Dalam pergaulan sehari-hari, kita sering menjumpai orang-orang tertentu yang sulit dihadapi. Orang-orang jenis ini juga ada di kantor kita dalam berbagai variasinya. Ada tipe orang yang tak pernah berhenti bicara dan kalau sudah bicara tak bisa disela atau pun susah distop, dan orang macam ini umumnya tak mau mendengar. Ada tipe lain lagi yang selalu punya kata untuk mengomentari orang lain, atau yang lebih parah lagi suka mengkritik pekerjaan temannya, yang bukan bagiannya. Kita juga menjumpai adanya orang-orang yang tak bisa menjaga komitmen.
Di antara orang-orang seperti itu ada yang diam-diam maupun terang-terangan menempatkan diri sebagai pesaing Anda, misalnya dalam meraih simpati dan opini positif dari atasan.

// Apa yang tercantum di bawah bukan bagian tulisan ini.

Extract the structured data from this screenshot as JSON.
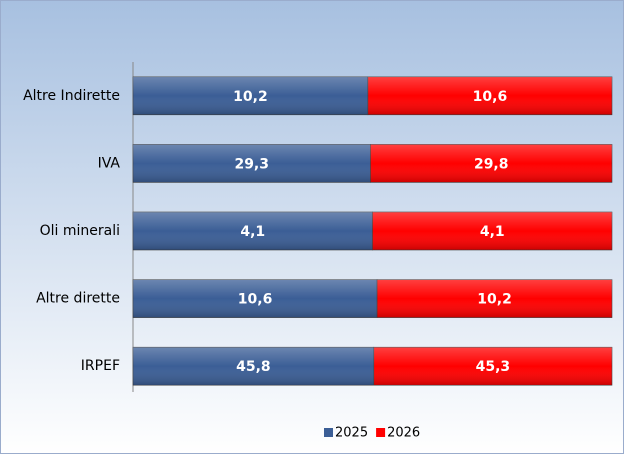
{
  "chart_data": {
    "type": "bar",
    "orientation": "horizontal",
    "stacking": "percent",
    "categories": [
      "Altre Indirette",
      "IVA",
      "Oli minerali",
      "Altre dirette",
      "IRPEF"
    ],
    "series": [
      {
        "name": "2025",
        "color": "#3b5e96",
        "values": [
          10.2,
          29.3,
          4.1,
          10.6,
          45.8
        ],
        "value_labels": [
          "10,2",
          "29,3",
          "4,1",
          "10,6",
          "45,8"
        ]
      },
      {
        "name": "2026",
        "color": "#ff0000",
        "values": [
          10.6,
          29.8,
          4.1,
          10.2,
          45.3
        ],
        "value_labels": [
          "10,6",
          "29,8",
          "4,1",
          "10,2",
          "45,3"
        ]
      }
    ],
    "legend": "bottom"
  }
}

Sebagian yang lain lagi mungkin ada yang berusaha menjatuhkan Anda sehingga memaksa Anda untuk selalu merasa seolah-olah Anda perlu balik mengawasi dia. Orang-orang tertentu di tempat kerja Anda mungkin juga membentuk ‘geng’ tanpa memasukkan Anda menjadi anggotanya, sehingga Anda menjadi merasa tersisih.
Begitulah, orang-orang yang sulit semacam itu, yang pada gilirannya membuat kita juga berada dalam situasi yang sulit, ada dalam setiap lingkungan kerja. Kita harus menyadarinya. Tak peduli jenis situasi sulit seperti apa yang kita temukan, orang atau situasi yang sulit tak mungkin kita hindari. Kita harus menghadapinya. Mengapa demikian –mengapa tak kita diamkan saja?
Menurut kolumnis masalah SDM Susan M Heathfield, bila kita mendiamkan saja orang-orang yang sulit seperti itu, situasi tidak akan berubah dengan sendirinya, dan biasanya akan makin buruk. Cuek, atau pura-pura tidak tahu hanya akan memperbaiki situasi di permukaan, namun sebenarnya justru menunda konflik yang kelak bisa meledak menjadi sesuatu yang bersifat kontraproduktif.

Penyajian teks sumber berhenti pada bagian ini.